8. Since, we use DRS in both session 4 and session 5, and only the Drs in session 5 uses passports for authorization. How is this configured?

DRS in session 4 makes no use of the passport/visa related tables, so it can be completely ignored in session 4. session 5 makes use of the passport/visa tables and assigns DRSObjects to Visas, which essentially states, "for this DRSObject, the researcher needs to present this visa to obtain access". The wiring of DRSObjects to required visas is handled by the 2 python scripts.

9. For the data connect 1000 genomes table, we took a subset based on the rules below, which resulted in 200 rows. I see that the Drs database has 46 rows of 1000 genome samples in it. Is there a different set of rules that were used to obtain this subset? If yes, then let me know the rules used, so I will make sure that data connect uses the same subset.

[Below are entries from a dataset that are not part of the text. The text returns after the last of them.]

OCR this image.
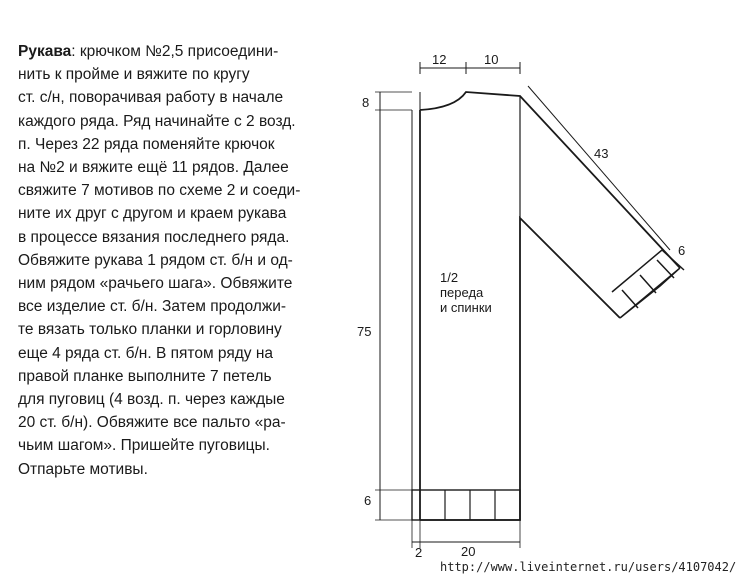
Рукава: крючком №2,5 присоедини-
нить к пройме и вяжите по кругу
ст. с/н, поворачивая работу в начале
каждого ряда. Ряд начинайте с 2 возд.
п. Через 22 ряда поменяйте крючок
на №2 и вяжите ещё 11 рядов. Далее
свяжите 7 мотивов по схеме 2 и соеди-
ните их друг с другом и краем рукава
в процессе вязания последнего ряда.
Обвяжите рукава 1 рядом ст. б/н и од-
ним рядом «рачьего шага». Обвяжите
все изделие ст. б/н. Затем продолжи-
те вязать только планки и горловину
еще 4 ряда ст. б/н. В пятом ряду на
правой планке выполните 7 петель
для пуговиц (4 возд. п. через каждые
20 ст. б/н). Обвяжите все пальто «ра-
чьим шагом». Пришейте пуговицы.
Отпарьте мотивы.
12	10
8
43
6
75
6
2	20
1/2
переда
и спинки
http://www.liveinternet.ru/users/4107042/
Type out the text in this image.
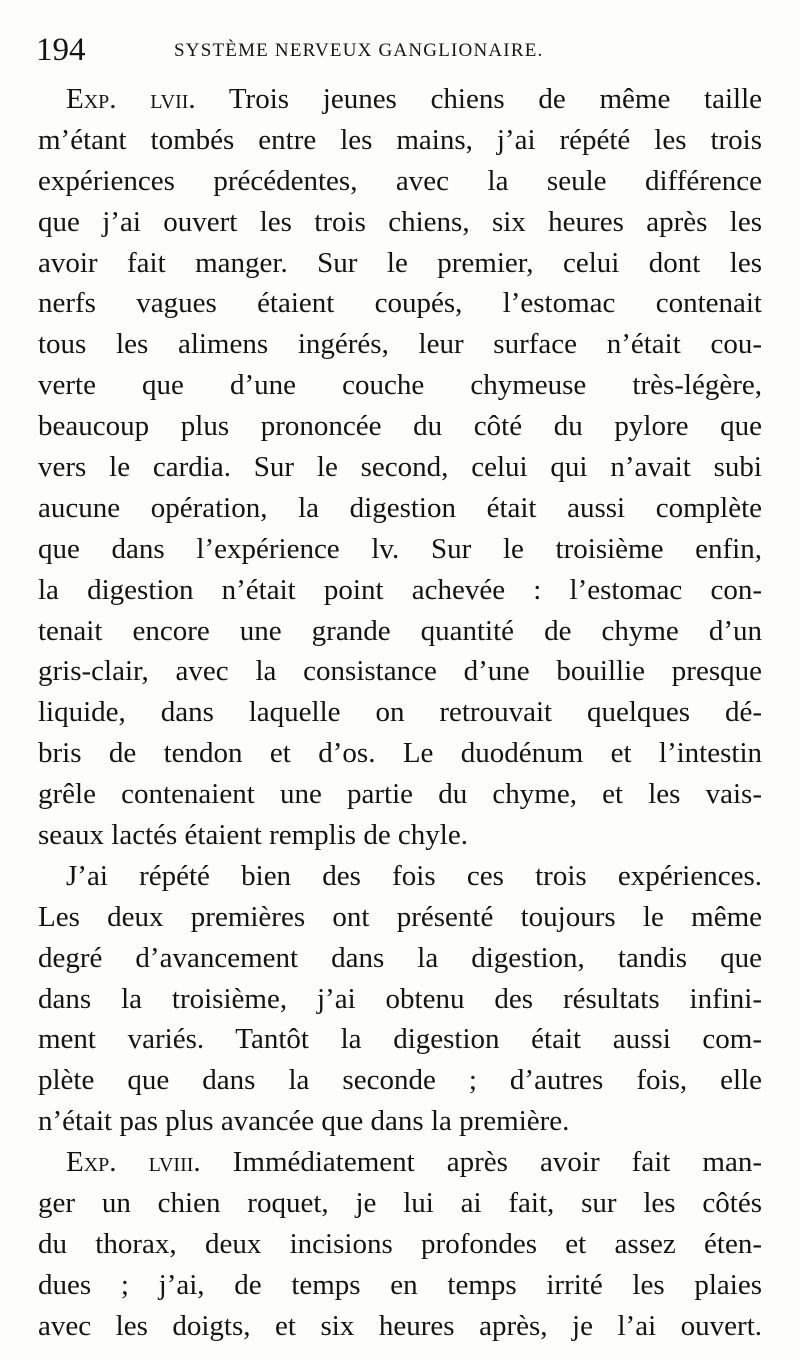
194	SYSTÈME NERVEUX GANGLIONAIRE.
Exp. lvii. Trois jeunes chiens de même taille
m’étant tombés entre les mains, j’ai répété les trois
expériences précédentes, avec la seule différence
que j’ai ouvert les trois chiens, six heures après les
avoir fait manger. Sur le premier, celui dont les
nerfs vagues étaient coupés, l’estomac contenait
tous les alimens ingérés, leur surface n’était cou-
verte que d’une couche chymeuse très-légère,
beaucoup plus prononcée du côté du pylore que
vers le cardia. Sur le second, celui qui n’avait subi
aucune opération, la digestion était aussi complète
que dans l’expérience lv. Sur le troisième enfin,
la digestion n’était point achevée : l’estomac con-
tenait encore une grande quantité de chyme d’un
gris-clair, avec la consistance d’une bouillie presque
liquide, dans laquelle on retrouvait quelques dé-
bris de tendon et d’os. Le duodénum et l’intestin
grêle contenaient une partie du chyme, et les vais-
seaux lactés étaient remplis de chyle.
J’ai répété bien des fois ces trois expériences.
Les deux premières ont présenté toujours le même
degré d’avancement dans la digestion, tandis que
dans la troisième, j’ai obtenu des résultats infini-
ment variés. Tantôt la digestion était aussi com-
plète que dans la seconde ; d’autres fois, elle
n’était pas plus avancée que dans la première.
Exp. lviii. Immédiatement après avoir fait man-
ger un chien roquet, je lui ai fait, sur les côtés
du thorax, deux incisions profondes et assez éten-
dues ; j’ai, de temps en temps irrité les plaies
avec les doigts, et six heures après, je l’ai ouvert.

If you look at the S3 bucket I made for the tutorial, there are 2 directories of CRAMs. I believe they are "highcov" and "lowcov." The CRAMs/DRS IDs in highcov should be used for session 4, because that's what I used to test CNest. In Session 5, you can use the data in lowcov. The data in lowcov should be 200 CRAMs and CRAIs that correspond to the data connect dataset.

The script in session 5 should populate DRS with 600 DRS Objects (1 CRAM, 1 CRAI, 1 Bundle), as well as a FASTA file, index, BED file.

[yash-puligundla]

Thank you very much @jb-adams

[yash-puligundla]

Hi @jb-adams I am trying to change the passport issuer from "https://ga4gh.org/" to something else. I wanted to check with you if I can use a config file for the passport-broker container to do this.

Here is the config.yaml file, but it doesn't work as expected.

passport-broker:
  brokerProps:
    passportIssuer: http://localhost:4455/

Can you please take a look and see if I am doing something incorrectly? Thanks!

[yash-puligundla]

I was able to figure out the error in the config file. Closing this issue as session 5 content is good to go!! Thank you, Ian and Jeremy!